Determinism & Reproducibility
Reproducibility has two common sources of variability:
- Random number generation (initialization, shuffling, data augmentation)
- Execution nondeterminism (thread scheduling and floating-point accumulation order)
KeyDNN exposes two public utilities to address these.
1) Seed Python + NumPy RNGs
Call seed() once at the beginning of your program (before model initialization):
from keydnn import seed
seed(42)
This seeds:
- Python
random - NumPy global RNG (
np.random)
2) Configure CPU determinism
For CPU runs, BLAS/OpenMP may use multiple threads and cause small run-to-run differences due to floating-point accumulation order.

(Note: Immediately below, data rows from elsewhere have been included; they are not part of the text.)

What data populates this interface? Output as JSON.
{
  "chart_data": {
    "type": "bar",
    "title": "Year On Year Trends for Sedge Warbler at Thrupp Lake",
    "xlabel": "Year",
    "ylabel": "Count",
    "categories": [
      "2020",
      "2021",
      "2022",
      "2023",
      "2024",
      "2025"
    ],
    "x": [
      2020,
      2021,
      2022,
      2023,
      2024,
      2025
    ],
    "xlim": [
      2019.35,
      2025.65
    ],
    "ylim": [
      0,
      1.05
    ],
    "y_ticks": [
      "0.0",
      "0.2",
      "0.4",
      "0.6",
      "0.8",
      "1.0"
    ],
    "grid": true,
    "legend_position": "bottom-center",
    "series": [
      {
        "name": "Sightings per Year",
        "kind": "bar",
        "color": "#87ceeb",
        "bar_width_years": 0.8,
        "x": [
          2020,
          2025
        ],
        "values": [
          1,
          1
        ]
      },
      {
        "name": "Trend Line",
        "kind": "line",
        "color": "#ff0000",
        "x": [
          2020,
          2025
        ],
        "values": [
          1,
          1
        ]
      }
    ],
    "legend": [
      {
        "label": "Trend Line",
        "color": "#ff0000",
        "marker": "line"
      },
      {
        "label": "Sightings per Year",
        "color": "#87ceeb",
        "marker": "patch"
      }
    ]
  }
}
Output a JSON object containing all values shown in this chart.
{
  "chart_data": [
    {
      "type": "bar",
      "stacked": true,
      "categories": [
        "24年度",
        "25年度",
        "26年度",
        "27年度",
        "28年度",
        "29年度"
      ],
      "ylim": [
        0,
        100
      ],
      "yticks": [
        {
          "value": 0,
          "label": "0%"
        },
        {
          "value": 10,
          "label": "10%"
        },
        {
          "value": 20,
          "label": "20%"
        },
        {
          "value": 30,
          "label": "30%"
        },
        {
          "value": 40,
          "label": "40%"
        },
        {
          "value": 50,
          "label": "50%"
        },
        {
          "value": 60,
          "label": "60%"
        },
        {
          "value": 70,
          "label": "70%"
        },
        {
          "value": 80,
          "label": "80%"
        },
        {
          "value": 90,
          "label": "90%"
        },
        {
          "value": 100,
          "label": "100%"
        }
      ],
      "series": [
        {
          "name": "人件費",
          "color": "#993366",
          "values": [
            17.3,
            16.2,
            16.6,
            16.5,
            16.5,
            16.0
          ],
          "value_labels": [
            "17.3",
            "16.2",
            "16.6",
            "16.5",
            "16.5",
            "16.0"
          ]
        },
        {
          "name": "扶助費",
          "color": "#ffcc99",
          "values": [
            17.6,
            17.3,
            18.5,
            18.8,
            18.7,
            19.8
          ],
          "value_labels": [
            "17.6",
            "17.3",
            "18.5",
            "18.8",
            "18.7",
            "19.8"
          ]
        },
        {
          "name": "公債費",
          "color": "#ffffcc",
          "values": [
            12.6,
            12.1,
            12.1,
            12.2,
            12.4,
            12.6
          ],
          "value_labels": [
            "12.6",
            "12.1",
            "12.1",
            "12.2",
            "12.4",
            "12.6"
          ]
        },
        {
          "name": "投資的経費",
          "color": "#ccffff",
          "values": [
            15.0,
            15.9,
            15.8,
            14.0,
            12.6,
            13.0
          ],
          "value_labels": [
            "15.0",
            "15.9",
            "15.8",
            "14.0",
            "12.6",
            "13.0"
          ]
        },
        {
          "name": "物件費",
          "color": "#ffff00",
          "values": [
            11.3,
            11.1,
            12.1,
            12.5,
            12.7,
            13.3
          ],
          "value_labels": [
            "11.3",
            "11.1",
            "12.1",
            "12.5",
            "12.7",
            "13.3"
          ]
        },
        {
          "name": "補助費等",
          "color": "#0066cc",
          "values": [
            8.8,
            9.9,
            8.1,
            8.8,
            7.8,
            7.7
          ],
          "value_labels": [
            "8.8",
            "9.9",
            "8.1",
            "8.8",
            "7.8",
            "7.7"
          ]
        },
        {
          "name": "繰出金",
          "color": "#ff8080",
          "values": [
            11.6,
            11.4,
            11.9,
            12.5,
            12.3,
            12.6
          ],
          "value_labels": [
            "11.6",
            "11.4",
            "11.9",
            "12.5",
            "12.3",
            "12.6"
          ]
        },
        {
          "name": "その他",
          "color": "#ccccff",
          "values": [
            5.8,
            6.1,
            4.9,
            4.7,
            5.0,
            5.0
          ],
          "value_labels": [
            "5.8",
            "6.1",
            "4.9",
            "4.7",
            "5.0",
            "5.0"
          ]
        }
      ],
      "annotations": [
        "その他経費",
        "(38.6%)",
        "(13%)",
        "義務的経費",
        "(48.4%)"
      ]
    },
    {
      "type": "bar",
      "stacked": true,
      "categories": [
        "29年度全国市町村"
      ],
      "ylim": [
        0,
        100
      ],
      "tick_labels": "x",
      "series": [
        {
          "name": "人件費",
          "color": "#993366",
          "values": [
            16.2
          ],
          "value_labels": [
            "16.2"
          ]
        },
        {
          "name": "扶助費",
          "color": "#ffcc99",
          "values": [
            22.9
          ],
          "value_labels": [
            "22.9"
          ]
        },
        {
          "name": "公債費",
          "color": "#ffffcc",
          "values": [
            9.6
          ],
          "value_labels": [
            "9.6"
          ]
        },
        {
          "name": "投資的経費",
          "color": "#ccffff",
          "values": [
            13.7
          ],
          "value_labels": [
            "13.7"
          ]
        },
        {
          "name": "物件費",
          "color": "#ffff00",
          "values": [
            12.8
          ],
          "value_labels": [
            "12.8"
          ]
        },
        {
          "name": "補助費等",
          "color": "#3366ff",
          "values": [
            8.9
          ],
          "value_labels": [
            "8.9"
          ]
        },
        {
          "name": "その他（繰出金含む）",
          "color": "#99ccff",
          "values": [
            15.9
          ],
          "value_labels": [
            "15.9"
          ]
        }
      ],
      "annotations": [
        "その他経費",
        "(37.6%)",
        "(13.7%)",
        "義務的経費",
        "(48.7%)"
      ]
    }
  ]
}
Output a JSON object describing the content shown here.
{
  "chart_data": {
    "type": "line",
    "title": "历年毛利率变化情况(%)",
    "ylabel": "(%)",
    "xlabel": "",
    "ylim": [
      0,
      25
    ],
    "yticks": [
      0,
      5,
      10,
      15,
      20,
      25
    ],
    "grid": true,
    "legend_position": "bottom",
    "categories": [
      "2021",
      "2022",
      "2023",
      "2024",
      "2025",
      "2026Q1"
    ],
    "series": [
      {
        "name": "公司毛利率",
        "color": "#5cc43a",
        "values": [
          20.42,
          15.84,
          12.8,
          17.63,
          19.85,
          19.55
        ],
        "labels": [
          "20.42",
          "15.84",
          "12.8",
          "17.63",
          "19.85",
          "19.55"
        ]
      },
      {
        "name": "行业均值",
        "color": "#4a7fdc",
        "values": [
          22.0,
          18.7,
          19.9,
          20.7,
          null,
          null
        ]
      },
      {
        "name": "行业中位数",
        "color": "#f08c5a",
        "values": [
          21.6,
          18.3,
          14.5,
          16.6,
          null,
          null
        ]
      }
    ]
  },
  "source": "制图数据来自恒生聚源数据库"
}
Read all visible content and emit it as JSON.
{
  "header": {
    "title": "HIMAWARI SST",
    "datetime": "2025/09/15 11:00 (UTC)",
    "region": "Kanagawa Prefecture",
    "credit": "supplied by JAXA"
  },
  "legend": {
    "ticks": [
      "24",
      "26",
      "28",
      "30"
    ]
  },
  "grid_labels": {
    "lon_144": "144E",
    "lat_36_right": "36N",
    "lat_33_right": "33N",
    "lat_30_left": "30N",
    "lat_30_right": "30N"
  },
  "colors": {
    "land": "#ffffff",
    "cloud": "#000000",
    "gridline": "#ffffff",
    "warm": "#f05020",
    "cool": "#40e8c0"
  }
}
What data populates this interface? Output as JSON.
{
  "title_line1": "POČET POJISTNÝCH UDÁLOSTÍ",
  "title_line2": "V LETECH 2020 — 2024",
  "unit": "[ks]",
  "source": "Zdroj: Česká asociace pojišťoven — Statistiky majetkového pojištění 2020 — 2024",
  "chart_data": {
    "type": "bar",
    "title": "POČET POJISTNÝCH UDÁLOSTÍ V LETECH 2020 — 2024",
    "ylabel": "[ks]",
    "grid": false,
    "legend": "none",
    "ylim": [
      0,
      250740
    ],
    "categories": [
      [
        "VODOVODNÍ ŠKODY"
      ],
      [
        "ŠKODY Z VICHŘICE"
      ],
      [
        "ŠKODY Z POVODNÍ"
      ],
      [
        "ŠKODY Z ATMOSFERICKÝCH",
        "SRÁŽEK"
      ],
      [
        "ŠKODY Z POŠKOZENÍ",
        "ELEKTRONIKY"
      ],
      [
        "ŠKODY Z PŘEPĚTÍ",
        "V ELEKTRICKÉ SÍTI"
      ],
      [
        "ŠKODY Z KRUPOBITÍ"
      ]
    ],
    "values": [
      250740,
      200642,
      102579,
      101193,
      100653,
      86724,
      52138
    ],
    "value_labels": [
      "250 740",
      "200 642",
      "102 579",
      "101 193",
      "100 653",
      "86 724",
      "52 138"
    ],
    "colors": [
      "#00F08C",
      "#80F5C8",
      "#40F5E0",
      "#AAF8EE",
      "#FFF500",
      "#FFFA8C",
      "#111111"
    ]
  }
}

To reduce this nondeterminism:
from keydnn import set_deterministic
set_deterministic(True) # defaults to cpu_threads=1
To explicitly control threads:
set_deterministic(True, cpu_threads=1)
If you want KeyDNN to not modify thread-related environment variables:
set_deterministic(True, cpu_threads=None)
Note: Thread-related environment variables may need to be set before importing NumPy (or any BLAS-backed library) to take full effect in the current process.
Recommended order
from keydnn import seed, set_deterministic
seed(42)
set_deterministic(True)
# build / initialize model after reproducibility is configured
CUDA determinism (current status)
CUDA determinism (cuDNN/cuBLAS) and device-side RNG seeding are handled separately. KeyDNN will expose additional controls once the native backend configuration surface is public.
For now:
- Use CPU determinism controls for CPU runs.
- Treat CUDA runs as potentially nondeterministic unless explicitly documented otherwise.